Cruschiform est autrice, illustratrice et graphiste. Elle travaille pour l’édition jeunesse, la presse et la publicité. J’ai déjà parlé ici d’Il était un forme, un album qu’elle a écrit avec Gazhole aux éditions Maison Georges. Auparavant, elle a publié plusieurs albums ou documentaires jeunesse depuis une quinzaine d’années, principalement chez Gallimard jeunesse, de Ré-créatures au remarqué Colorama.

Elle revient ici à l’exercice du documentaire dans lequel elle excelle sur différents sujets en alliant précision scientifique et regard de design graphique sur le monde. Dans L’Odyssée des graines, l’on découvre un fascinant inventaire de nombreuses graines (et quelques fruits) par le prisme de leur mode de dispersion, transport permettant leur reproduction, leur voyage et leur dissémination.
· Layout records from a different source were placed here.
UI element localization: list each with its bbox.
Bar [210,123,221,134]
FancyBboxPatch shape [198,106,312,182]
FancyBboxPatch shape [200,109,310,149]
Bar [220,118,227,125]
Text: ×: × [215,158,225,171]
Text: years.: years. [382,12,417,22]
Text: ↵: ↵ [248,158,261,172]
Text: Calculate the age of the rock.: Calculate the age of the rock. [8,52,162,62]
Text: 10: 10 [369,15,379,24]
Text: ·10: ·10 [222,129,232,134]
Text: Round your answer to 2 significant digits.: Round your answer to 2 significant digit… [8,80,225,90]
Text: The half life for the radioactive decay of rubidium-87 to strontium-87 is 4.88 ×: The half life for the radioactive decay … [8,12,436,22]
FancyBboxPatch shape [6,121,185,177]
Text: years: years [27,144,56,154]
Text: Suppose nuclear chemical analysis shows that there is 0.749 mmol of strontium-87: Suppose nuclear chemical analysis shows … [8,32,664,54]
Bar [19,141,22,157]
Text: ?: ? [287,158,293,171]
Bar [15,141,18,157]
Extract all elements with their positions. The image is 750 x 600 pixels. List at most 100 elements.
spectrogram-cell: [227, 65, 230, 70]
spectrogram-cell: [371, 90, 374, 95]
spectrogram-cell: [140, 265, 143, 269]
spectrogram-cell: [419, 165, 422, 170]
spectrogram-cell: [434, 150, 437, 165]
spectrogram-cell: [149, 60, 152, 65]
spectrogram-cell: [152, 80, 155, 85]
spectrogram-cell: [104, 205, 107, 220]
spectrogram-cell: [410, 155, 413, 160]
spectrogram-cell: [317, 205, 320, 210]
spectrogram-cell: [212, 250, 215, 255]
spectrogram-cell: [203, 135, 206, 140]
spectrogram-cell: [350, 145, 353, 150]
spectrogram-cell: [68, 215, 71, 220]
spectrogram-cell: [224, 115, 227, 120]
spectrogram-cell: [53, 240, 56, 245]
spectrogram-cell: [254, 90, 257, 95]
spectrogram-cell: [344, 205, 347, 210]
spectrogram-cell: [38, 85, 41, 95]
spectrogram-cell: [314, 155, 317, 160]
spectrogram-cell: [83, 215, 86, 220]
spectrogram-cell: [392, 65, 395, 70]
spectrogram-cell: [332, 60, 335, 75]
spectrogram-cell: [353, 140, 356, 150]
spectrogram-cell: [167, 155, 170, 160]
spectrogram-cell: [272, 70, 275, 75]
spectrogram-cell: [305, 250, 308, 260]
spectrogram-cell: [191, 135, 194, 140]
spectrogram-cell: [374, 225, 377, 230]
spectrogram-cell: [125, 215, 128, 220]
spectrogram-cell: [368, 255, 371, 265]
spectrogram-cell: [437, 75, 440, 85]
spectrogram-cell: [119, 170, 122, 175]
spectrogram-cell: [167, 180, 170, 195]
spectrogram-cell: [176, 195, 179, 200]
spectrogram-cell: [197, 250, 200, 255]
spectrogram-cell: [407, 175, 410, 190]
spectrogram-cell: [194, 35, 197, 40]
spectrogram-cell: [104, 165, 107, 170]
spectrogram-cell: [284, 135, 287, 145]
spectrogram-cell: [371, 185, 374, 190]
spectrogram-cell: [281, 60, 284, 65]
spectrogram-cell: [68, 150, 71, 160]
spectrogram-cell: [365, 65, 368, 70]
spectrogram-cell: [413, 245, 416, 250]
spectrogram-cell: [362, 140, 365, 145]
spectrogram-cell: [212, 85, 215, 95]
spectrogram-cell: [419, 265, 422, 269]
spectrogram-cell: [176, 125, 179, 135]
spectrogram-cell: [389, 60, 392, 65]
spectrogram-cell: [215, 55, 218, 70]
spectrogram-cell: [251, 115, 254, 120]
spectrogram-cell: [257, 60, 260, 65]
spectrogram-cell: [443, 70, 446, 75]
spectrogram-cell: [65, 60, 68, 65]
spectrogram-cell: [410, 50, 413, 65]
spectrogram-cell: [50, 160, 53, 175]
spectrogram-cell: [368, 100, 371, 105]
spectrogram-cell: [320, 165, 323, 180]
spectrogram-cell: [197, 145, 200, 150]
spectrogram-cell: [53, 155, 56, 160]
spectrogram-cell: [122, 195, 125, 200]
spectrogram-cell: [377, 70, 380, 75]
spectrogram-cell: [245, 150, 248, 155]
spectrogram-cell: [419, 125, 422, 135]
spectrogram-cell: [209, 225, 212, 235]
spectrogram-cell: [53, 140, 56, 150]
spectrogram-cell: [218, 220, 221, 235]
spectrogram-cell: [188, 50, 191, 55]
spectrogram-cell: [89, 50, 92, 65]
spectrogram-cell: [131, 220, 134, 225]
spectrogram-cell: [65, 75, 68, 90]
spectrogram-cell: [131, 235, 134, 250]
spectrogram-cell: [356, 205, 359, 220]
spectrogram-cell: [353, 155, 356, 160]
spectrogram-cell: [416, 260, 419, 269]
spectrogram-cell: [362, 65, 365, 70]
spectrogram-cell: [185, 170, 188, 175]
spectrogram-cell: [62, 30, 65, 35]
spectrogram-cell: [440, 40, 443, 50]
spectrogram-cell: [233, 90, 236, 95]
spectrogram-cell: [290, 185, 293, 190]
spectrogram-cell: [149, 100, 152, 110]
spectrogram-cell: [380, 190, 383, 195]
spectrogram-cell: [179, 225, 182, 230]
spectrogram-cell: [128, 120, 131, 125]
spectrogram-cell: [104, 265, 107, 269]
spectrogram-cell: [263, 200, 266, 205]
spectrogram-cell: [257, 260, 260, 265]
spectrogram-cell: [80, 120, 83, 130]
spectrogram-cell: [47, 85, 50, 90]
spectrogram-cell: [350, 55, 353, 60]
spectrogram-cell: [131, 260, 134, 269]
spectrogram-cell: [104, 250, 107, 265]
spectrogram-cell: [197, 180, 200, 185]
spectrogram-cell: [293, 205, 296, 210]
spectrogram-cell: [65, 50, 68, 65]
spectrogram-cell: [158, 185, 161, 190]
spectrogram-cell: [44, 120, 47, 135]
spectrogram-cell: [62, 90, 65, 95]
Ce parti pris de classement s’avère particulièrement adapté au sujet tant les graines peuvent nous sembler parfois fragiles alors que l’on découvre ici toute l’ingéniosité et l’évolution de la nature pour permettre la survie et le développement de ces plantes en devenir. Ainsi, selon les chapitres, l’on voyage avec des graines de toutes tailles, formes ou textures, dotées d’appendices parfois mystérieux leur permettant de s’engouffrer dans un coup de vent, de suivre l’eau, d’exploser sous le feu ou de s’accrocher aux animaux notamment.

Dès le titre du livre, l’on entend avec « l’odyssée » autant le voyage que les épreuves que ces différentes graines vont rencontrer. L’autrice partage sa fascination pour l’ingéniosité, l’adaptation mais aussi la résilience de la nature à travers l’exemple formidable de ces graines qui, l’air de rien, sont à l’origine de beaucoup. Si l’on peut y voir un réel hommage à cette biodiversité à laquelle on est invité.es à prendre plus conscience et soin, celle-ci nous est montrée comme d’une grande force d’innovation et de créativité pour arriver à se développer et perdurer. En nous montrant la beauté et la technicité de la nature, cela peut nous inciter à la protéger en apprenant à la regarder et à s’en émerveiller.
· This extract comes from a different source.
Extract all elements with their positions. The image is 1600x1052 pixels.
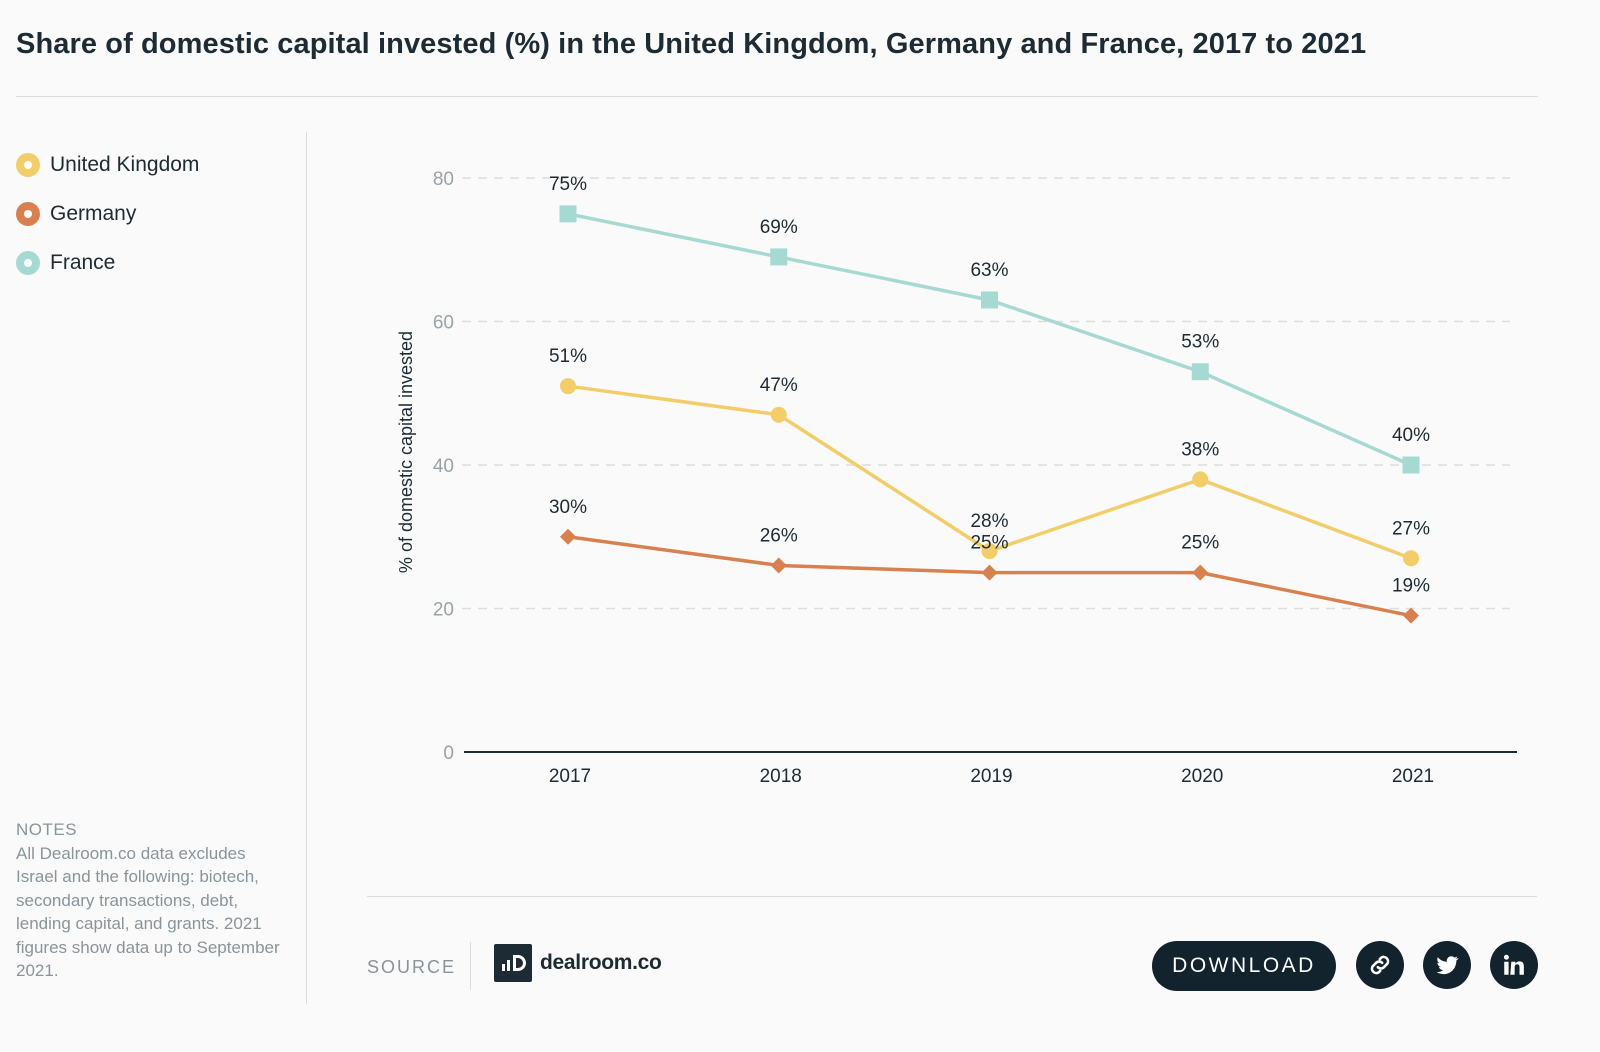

Chaque chapitre commence par une pleine double page d’un paysage cévenol où l’on peut admirer ou débusquer certaines graines en plein périple. S’en suit une explication du mode de transport utilisé puis un catalogue de différentes graines y répondant présentées autour d’une illustration en gros plan. Les graines ainsi exposées sous différents angles deviennent visuellement pour certaines presque abstraites dans leurs formes, structures, matières et détails et d’autant plus fascinantes dans la minutie des illustrations développant leur design délicat et précis. La forme de chacune, sûrement issue d’un long processus de perfectionnement technique, est liée à sa fonction, à sa nécessité et son mode de dispersion, que ce soit les hélices de l’érable ou les crochets de la bardane à l’origine, par biomimétisme, du velcro.

Cruschiform travaille ses illustrations aux couleurs vibrantes numériquement dans un soucis autant d’épure que de précision confinant à la planche naturaliste sur le fond des pages de couleur crème et le texte bleuté à la typographie élégante. Sous chaque illustration est précisé en guise de titre le nom populaire de la plante à venir, parfois drôle ou intrigant, puis sa caractéristique principale suivie d’un court texte où l’information précise devient une histoire. Tout en haut de chaque page est discrètement précisé le nom scientifique ainsi que l’échelle de l’illustration, montrant aussi bien de minuscules graines de chélidoine que d’imposantes noix de coco.

Par cette invitation au voyage, le documentaire, tout en restant précis et renseigné en ayant bénéficié de la relecture d’Yves Pauthier, responsable de la banque des graines du Muséum National d’Histoire Naturelle, devient narratif. Par ses textes mêlant poésie botanique et anecdotes amusantes ou palpitantes, l’autrice invite à la lecture à voix haute, souvent plus propre à l’album qu’aux livres documentaires. C’est en s’ancrant dans ce réel fascinant et souvent méconnu que l’on permet, par l’alliance du texte et des illustrations, de faire voyager l’esprit et l’imaginaire des lecteur.ices dans cette aventure aussi subtile qu’éblouissante, sorte de naturalisme poétique.

À noter l’intéressante réflexion de l’autrice et de son éditrice autour de la fabrication de ce livre afin qu’il soit aussi respectueux de l’environnement que possible autant par l’impression et le transport que par le choix du papier et des encres, contraintes créatives poussant l’autrice à développer son esthétique et sa délicatesse en ce sens.